Conditional Ports - 2023.1 English

AI Engine Kernel and Graph Programming Guide (UG1079)

Document ID
UG1079
Release Date
2023-06-23
Version
2023.1 English

Certain graphs design may require the instantiation of a port based on a template parameter. For example if you want to use the same templated graph with or without a port that will be connected to a cascade in or a cascade out kernel port, then you will need to use this conditional port feature.

The syntax to conditionally instantiate a port or a sub-graph is as follows:
typename std::conditional<SEL,T1,T2>::type Object

Where,

  • T1 is an input_port, output_port, kernel, or user-defined graph.
  • T2 is a dummy type as std::tuple<> or int.
  • Object is the name of the object that will be instantiated.

The syntax to conditionally instantiate an array of ports or sub-graphs is as follows:

typename std::array<T3,N>::type Object

Where,

  • T3 is an input_port, output_port, kernel, or user-defined graph.
  • N is the number of items in the array.
  • Object is the name of the object that will be instantiated.
Here is an example of conditional port instantiation:

#include "adf.h"

using namespace adf;

void k0(input_stream<int32> *, output_stream<int32> *);
void k0_cascin(input_stream<int32> *, output_stream<int32> *, input_stream<acc48>*);
void k0_cascout(input_stream<int32> *, output_stream<int32> *, output_stream<acc48>*);
void k0_cascin_cascout(input_stream<int32> *, output_stream<int32> *, input_stream<acc48>*, output_stream<acc48>*);

template<bool HAS_CASCADE_IN, bool HAS_CASCADE_OUT>
struct SubGraph: public graph
{
  input_port strmIn;
  input_port strmOut;
  kernel k1;
  typename std::conditional<HAS_CASCADE_IN, input_port, int>::type cascIn;
  typename std::conditional<HAS_CASCADE_OUT, output_port, int>::type cascOut;

  SubGraph()
  {
    if constexpr (HAS_CASCADE_IN && HAS_CASCADE_OUT)
    {
      k1 = kernel::create(k0_cascin_cascout);
    }
    else if constexpr (HAS_CASCADE_IN)
    {
      k1 = kernel::create(k0_cascin);
    }
    else if constexpr (HAS_CASCADE_OUT)
    {
      k1 = kernel::create(k0_cascout);
    }
    else
    {
      k1 = kernel::create(k0);
    }
    connect(strmIn, k1.in[0]);
    connect(k1.out[0], strmOut);
    if constexpr (HAS_CASCADE_IN)
    {
      connect(cascIn, k1.in[1]);
    }
    if constexpr (HAS_CASCADE_OUT)
    {
      connect(k1.out[1], cascOut);
    }
    source(k1) = "kernels.cc";
    runtime<ratio>(k1) = 0.6;
  }
};
In this example, the four functions have different ports.
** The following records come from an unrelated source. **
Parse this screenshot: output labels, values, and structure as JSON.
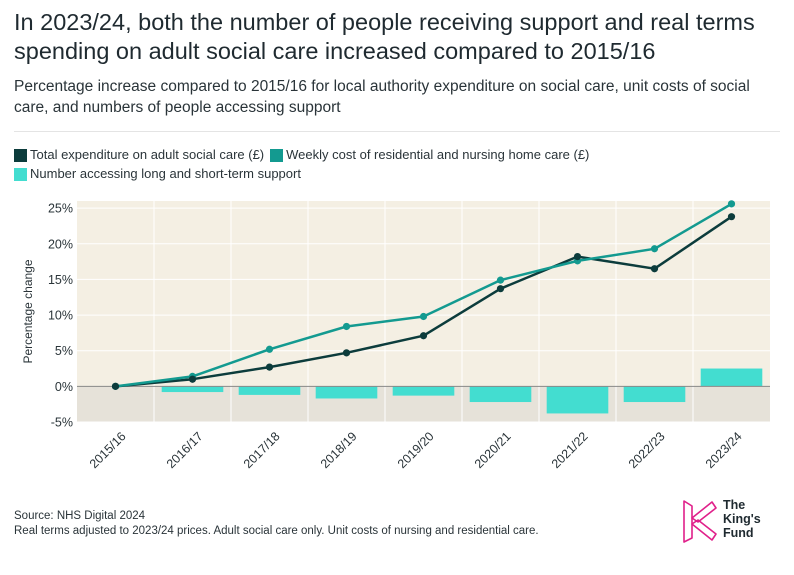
{
  "header": {
    "title": "In 2023/24, both the number of people receiving support and real terms spending on adult social care increased compared to 2015/16",
    "subtitle": "Percentage increase compared to 2015/16 for local authority expenditure on social care, unit costs of social care, and numbers of people accessing support"
  },
  "colors": {
    "expenditure": "#0c3c3c",
    "weekly_cost": "#139a90",
    "number_accessing": "#43ddd0",
    "plot_bg_positive": "#f4efe3",
    "plot_bg_negative": "#e6e2d9",
    "logo_pink": "#e0208a"
  },
  "chart_data": {
    "type": "line",
    "title": "",
    "xlabel": "",
    "ylabel": "Percentage change",
    "ylim": [
      -5,
      26
    ],
    "yticks": [
      -5,
      0,
      5,
      10,
      15,
      20,
      25
    ],
    "ytick_labels": [
      "-5%",
      "0%",
      "5%",
      "10%",
      "15%",
      "20%",
      "25%"
    ],
    "categories": [
      "2015/16",
      "2016/17",
      "2017/18",
      "2018/19",
      "2019/20",
      "2020/21",
      "2021/22",
      "2022/23",
      "2023/24"
    ],
    "legend_position": "top-left",
    "series": [
      {
        "name": "Total expenditure on adult social care (£)",
        "kind": "line",
        "values": [
          0,
          1.0,
          2.7,
          4.7,
          7.1,
          13.7,
          18.2,
          16.5,
          23.8
        ]
      },
      {
        "name": "Weekly cost of residential and nursing home care (£)",
        "kind": "line",
        "values": [
          0,
          1.4,
          5.2,
          8.4,
          9.8,
          14.9,
          17.6,
          19.3,
          25.6
        ]
      },
      {
        "name": "Number accessing long and short-term support",
        "kind": "bar",
        "values": [
          0,
          -0.8,
          -1.2,
          -1.7,
          -1.3,
          -2.2,
          -3.8,
          -2.2,
          2.5
        ]
      }
    ]
  },
  "footer": {
    "source": "Source: NHS Digital 2024",
    "note": "Real terms adjusted to 2023/24 prices. Adult social care only. Unit costs of nursing and residential care."
  },
  "logo": {
    "line1": "The",
    "line2": "King's",
    "line3": "Fund"
  }
}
One of these functions is instantiated in the graph depending on the template parameters. All functions have one input stream and one output stream, however, the cascade input and output ports are optional. The two template parameters are used in the std::conditional to create, or not, the cascade ports at the sub-graph level. They are also used to specify which function is instantiated in the sub-graph, and to connect the kernel ports to the right sub-graph port.
Here is another example where a complete sub-graph is instantiated and not depending on some template parameter:

#include "adf.h"

using namespace adf;

template<int ID>
void f0(input_stream<int32> *, output_stream<int32> *);


struct Sub0: public graph
{
  input_port _in0;
  input_port _out0;
  kernel _k0;
  Sub0()
  {
    _k0 = kernel::create(f0<0>);
    connect(_in0, _k0.in[0]);
    connect(_k0.out[0], _out0);
    runtime<ratio>(_k0) = 0.9;
    source(_k0) = "k0.cpp";
  }
};


struct Sub1: public graph
{
  input_port _in0;
  input_port _out0;
  kernel _k0;
  Sub1()
  {
    _k0 = kernel::create(f0<1>);
    connect(_in0, _k0.in[0]);
    connect(_k0.out[0], _out0);
    runtime<ratio>(_k0) = 0.8;
    source(_k0) = "k0.cpp";
  }
};


template<int ID>
struct MyGraph: public graph
{
  input_plio _plioI;
  output_plio _plioO;

  constexpr static bool hasSub0() {return ID & 0x1;}
  constexpr static bool hasSub1() {return ID & 0x2;}

  typename std::conditional<hasSub0(), Sub0, int >::type _sub0;
  typename std::conditional<hasSub1(), Sub1, int >::type _sub1;

  MyGraph()
  {
    _plioI = input_plio::create("plio_I"+std::to_string(ID), plio_32_bits,   "input"+std::to_string(ID)+".txt");
    _plioO = output_plio::create("plio_O"+std::to_string(ID), plio_64_bits, "output"+std::to_string(ID)+".txt");
    if constexpr (hasSub0() && hasSub1())
    {
      connect(_plioI.out[0], _sub0._in0);
      connect(_sub0._out0, _sub1._in0);
      connect(_sub1._out0, _plioO.in[0]);
    }
    else if constexpr (hasSub0())
    {
      connect(_plioI.out[0], _sub0._in0);
      connect(_sub0._out0, _plioO.in[0]);
    }
    else if constexpr (hasSub1())
    {
      connect(_plioI.out[0], _sub1._in0);
      connect(_sub1._out0, _plioO.in[0]);
    }
  }
};
Depending on the template parameter ID, the graph MyGraph will contain either one or both of the sub-graphs Sub0 and Sub1. If ID=0, no sub-graph is instantiated, and the compiler will error out. The two lines containing the std::conditional are used to conditionally instantiate the two sub-graphs. The connection of the kernels to the I/Os is also driven by the template parameter ID.